This morning I thought I’d pass along a cool book for you hockey fans interested in how the NHL took it’s shape – intoducing Breakaway: From Behind the Iron Curtain to the NHL: The Untold Story of Hockey’s Great Escapes.
It can be difficult for some players to leave their home country to play in the NHL now – decades ago, it was damn near impossible for a handful of them. They simply weren’t allowed to up and leave.
Below is an except from the third chapter “The Beginning of the Czech-sodus,” which tells the story of how Petr Klima worked his way out of Czechoslovakia, and onto the Detroit Red Wings roster. If you’re interested, you can grab a copy for about $18 on Amazon.
Despite being left off their 1984 Olympic team, Petr Klima and Frank Musil were establishing themselves as Czechoslovakia’s best young players. Their developing skills gained them even more attention after Czechoslovakia won gold at the 1985 World Championship in Prague, the country’s first world title in eight years.
Whereas Musil contributed two points and stout defensive play to the championship effort, Petr Klima wouldn’t showcase his skills at the 1985 World Championship. This time it wasn’t government interference keeping him on the bench but a wrist injury sustained just days before the tournament during an exhibition game against Sweden.
Relegated to spectator status, Klima entered the locker room during a team practice to find Czechoslovakian agents combing through his locker. Throwing around his brand-name clothes, they joked about how comfortably these valued Western labels fit before carrying them past Klima and out of the locker room. “Communists don’t have to explain anything,” Klima says of the incident. “They didn’t have to have a reason.”
In the meantime, Nick Polano’s office with the Red Wings was becoming an increasingly hostile place. Still a perennial NHL doormat, the Red Wings had only a lone sign of hope: the play of Steve Yzerman. An All-Star in his first full NHL season, the explosive young center was drawing fans back to the arena, but it wasn’t enough to save Polano, who was fired after three mediocre seasons as the Wings’ coach.

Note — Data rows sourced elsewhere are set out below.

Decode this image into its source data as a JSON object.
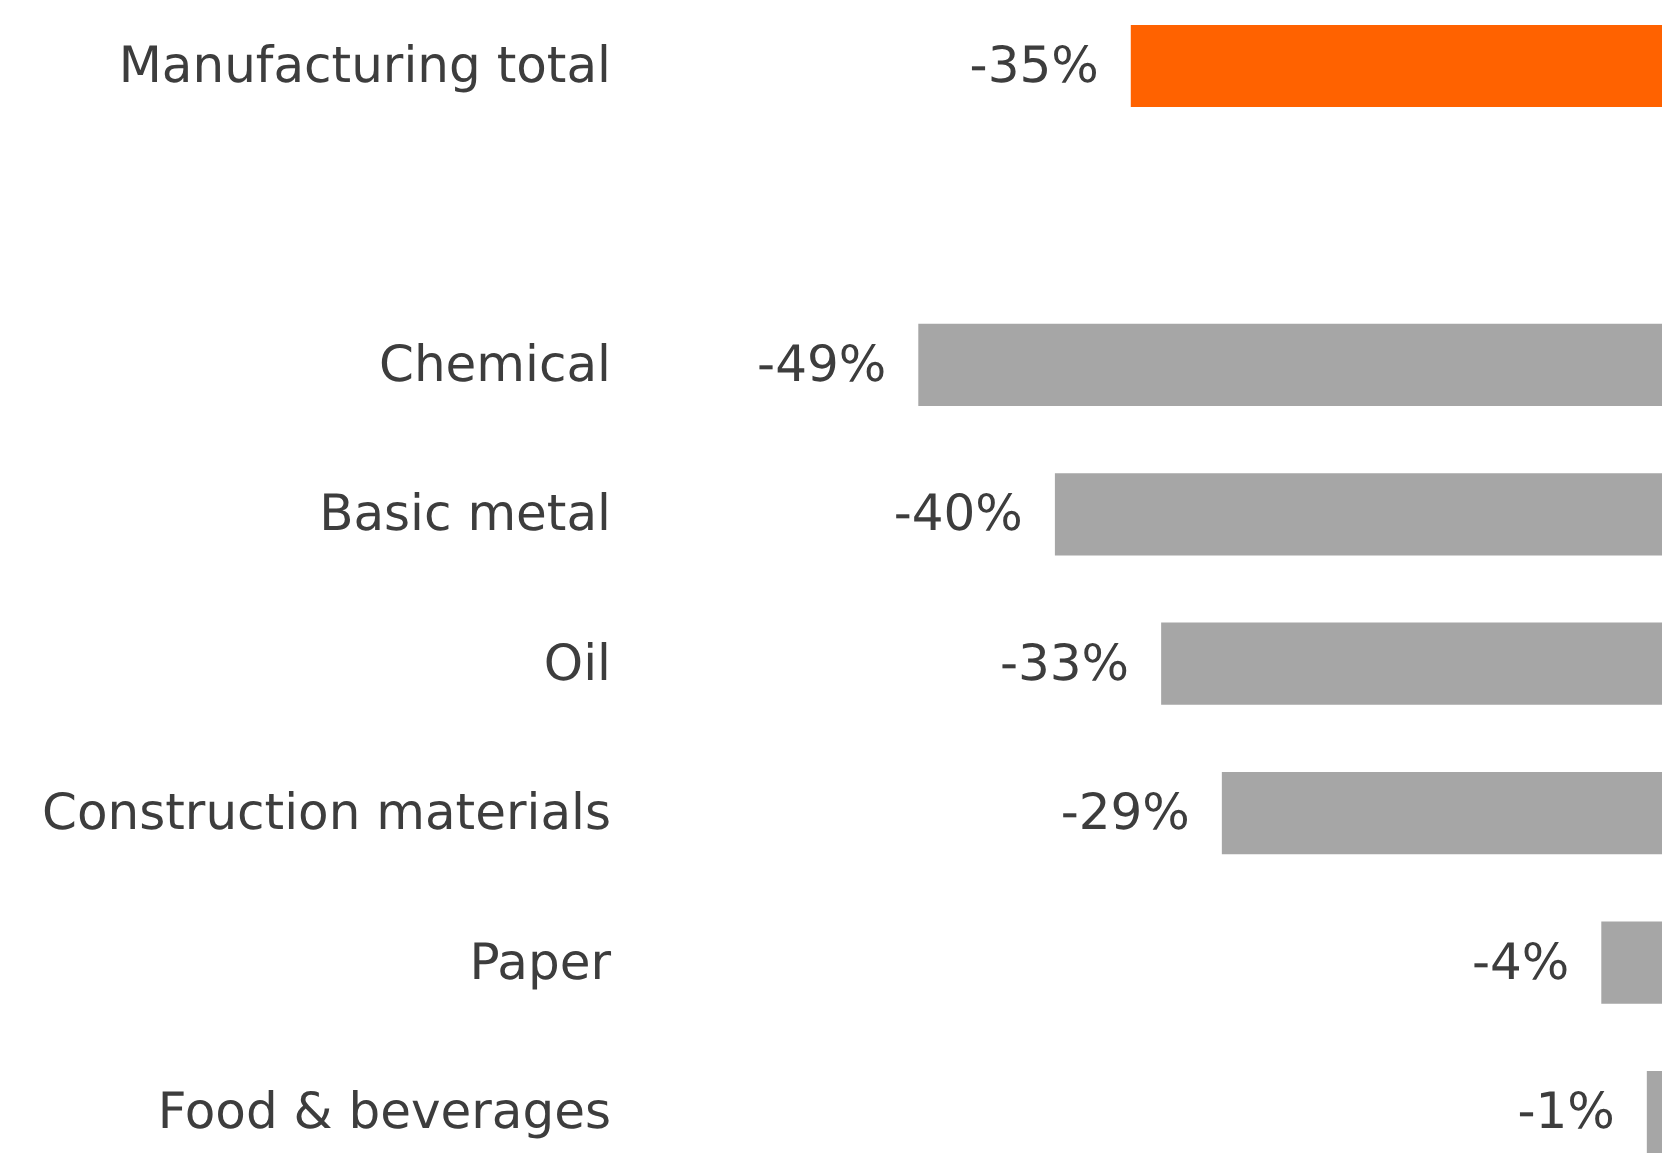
{
  "chart_data": {
    "type": "bar",
    "orientation": "horizontal",
    "categories": [
      "Manufacturing total",
      null,
      "Chemical",
      "Basic metal",
      "Oil",
      "Construction materials",
      "Paper",
      "Food & beverages"
    ],
    "values": [
      -35,
      null,
      -49,
      -40,
      -33,
      -29,
      -4,
      -1
    ],
    "colors": [
      "#ff6200",
      null,
      "#a6a6a6",
      "#a6a6a6",
      "#a6a6a6",
      "#a6a6a6",
      "#a6a6a6",
      "#a6a6a6"
    ],
    "value_labels": [
      "-35%",
      null,
      "-49%",
      "-40%",
      "-33%",
      "-29%",
      "-4%",
      "-1%"
    ]
  }
}
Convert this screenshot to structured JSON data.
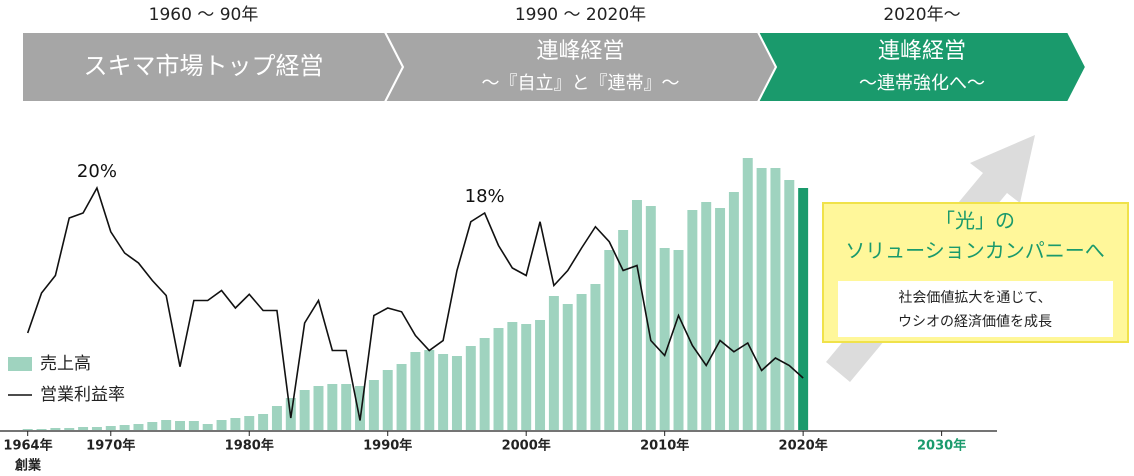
{
  "timeline": [
    {
      "period": "1960 ～ 90年",
      "title": "スキマ市場トップ経営",
      "color": "#a6a6a6"
    },
    {
      "period": "1990 ～ 2020年",
      "title": "連峰経営",
      "subtitle": "～『自立』と『連帯』～",
      "color": "#a6a6a6"
    },
    {
      "period": "2020年～",
      "title": "連峰経営",
      "subtitle": "～連帯強化へ～",
      "color": "#1a9a6c"
    }
  ],
  "callout": {
    "heading": [
      "「光」の",
      "ソリューションカンパニーへ"
    ],
    "body": [
      "社会価値拡大を通じて、",
      "ウシオの経済価値を成長"
    ]
  },
  "chart_data": {
    "type": "bar-line",
    "x": [
      1964,
      1965,
      1966,
      1967,
      1968,
      1969,
      1970,
      1971,
      1972,
      1973,
      1974,
      1975,
      1976,
      1977,
      1978,
      1979,
      1980,
      1981,
      1982,
      1983,
      1984,
      1985,
      1986,
      1987,
      1988,
      1989,
      1990,
      1991,
      1992,
      1993,
      1994,
      1995,
      1996,
      1997,
      1998,
      1999,
      2000,
      2001,
      2002,
      2003,
      2004,
      2005,
      2006,
      2007,
      2008,
      2009,
      2010,
      2011,
      2012,
      2013,
      2014,
      2015,
      2016,
      2017,
      2018,
      2019,
      2020
    ],
    "xlim": [
      1962,
      2034
    ],
    "xticks": [
      {
        "value": 1964,
        "label": "1964年"
      },
      {
        "value": 1970,
        "label": "1970年"
      },
      {
        "value": 1980,
        "label": "1980年"
      },
      {
        "value": 1990,
        "label": "1990年"
      },
      {
        "value": 2000,
        "label": "2000年"
      },
      {
        "value": 2010,
        "label": "2010年"
      },
      {
        "value": 2020,
        "label": "2020年"
      },
      {
        "value": 2030,
        "label": "2030年",
        "color": "#1a9a6c"
      }
    ],
    "founding_label": "創業",
    "ylim": [
      0,
      280
    ],
    "y2lim": [
      0.64,
      23.04
    ],
    "highlight": {
      "x": 2020,
      "color": "#1a9a6c"
    },
    "legend": "bottom-left",
    "series": [
      {
        "name": "売上高",
        "type": "bar",
        "color": "#9fd3bf",
        "values": [
          1,
          1,
          2,
          2,
          3,
          3,
          4,
          5,
          6,
          8,
          10,
          9,
          9,
          6,
          10,
          12,
          14,
          16,
          24,
          32,
          40,
          44,
          46,
          46,
          44,
          50,
          60,
          66,
          78,
          80,
          76,
          74,
          84,
          92,
          102,
          108,
          106,
          110,
          134,
          126,
          136,
          146,
          180,
          200,
          230,
          224,
          182,
          180,
          220,
          228,
          222,
          238,
          272,
          262,
          262,
          250,
          242
        ]
      },
      {
        "name": "営業利益率",
        "type": "line",
        "color": "#111111",
        "axis": "y2",
        "values": [
          8.4,
          11.6,
          13,
          17.6,
          18,
          20,
          16.5,
          14.8,
          14,
          12.6,
          11.4,
          5.7,
          11,
          11,
          11.8,
          10.4,
          11.5,
          10.2,
          10.2,
          1.6,
          9.2,
          11,
          7,
          7,
          1.4,
          9.8,
          10.4,
          10.1,
          8.2,
          7,
          7.8,
          13.4,
          17.3,
          18,
          15.4,
          13.6,
          13,
          17.3,
          12.2,
          13.4,
          15.2,
          16.9,
          15.7,
          13.4,
          13.8,
          7.8,
          6.6,
          9.8,
          7.4,
          5.8,
          7.8,
          6.9,
          7.6,
          5.4,
          6.4,
          5.8,
          4.8
        ],
        "value_labels": [
          null,
          null,
          null,
          null,
          null,
          "20%",
          null,
          null,
          null,
          null,
          null,
          null,
          null,
          null,
          null,
          null,
          null,
          null,
          null,
          null,
          null,
          null,
          null,
          null,
          null,
          null,
          null,
          null,
          null,
          null,
          null,
          null,
          null,
          "18%",
          null,
          null,
          null,
          null,
          null,
          null,
          null,
          null,
          null,
          null,
          null,
          null,
          null,
          null,
          null,
          null,
          null,
          null,
          null,
          null,
          null,
          null,
          null
        ]
      }
    ]
  }
}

Instead of exiling Polano entirely, the team decided to retain his eye for talent and named him assistant general manager. In doing so, they clearly outlined his top priority in the new job: getting Petr Klima out of Czechoslovakia. “You wanted this guy,” Devellano reminded Polano. “Now you better get him.”
By now, other teams were noticing Klima’s play. The Calgary Flames even approached Devellano about a possible trade. But the trade talks ended the moment Nick Polano received a phone call from a Czech contact on August 15, 1985. “He’s in Rosenheim with the Czech team,” the voice said. “Come now.”
Czechoslovakia’s national team would be competing in a tournament in Rosenheim, West Germany. That’s all Polano was told. Lacking any concrete details, Polano prepared to find Klima, grab him, and make a mad dash to the nearest embassy. It was a crude plan, but a plan nonetheless.
Suspecting he might defect, Czechoslovakian officials left Klima off their tournament roster. For Klima, the repeated benching weren’t simply a slap in the face; they were an attempt on his livelihood. The Czechoslovakian national team made only three or four trips across the Iron Curtain each year. Banning Klima from these tours could effectively end his dreams of joining the Wings. Fortunately, the national team was coached by Frank Pospisil, a Czech hockey icon who also coached Klima’s club team in Litvinov.
Wanting one of his best players on the ice, the coach pleaded with authorities to let his star join the team. After Pospisil promised there would be no defections under his eye, Petr Klima was on his way to Rosenheim. “We went out, they took your passport, your driver’s license, everything. So we had no ID,” Klima remembers of the trip. “Frank Pospisil did guarantee to the government that I would come back. That didn’t happen.” In Detroit, Polano commandeered Ilitch’s private jet while his interpreter—ironically also named Petr Svoboda—made his way to Germany. But Polano needed a partner within the organization to help break Petr Klima out of the Eastern Bloc.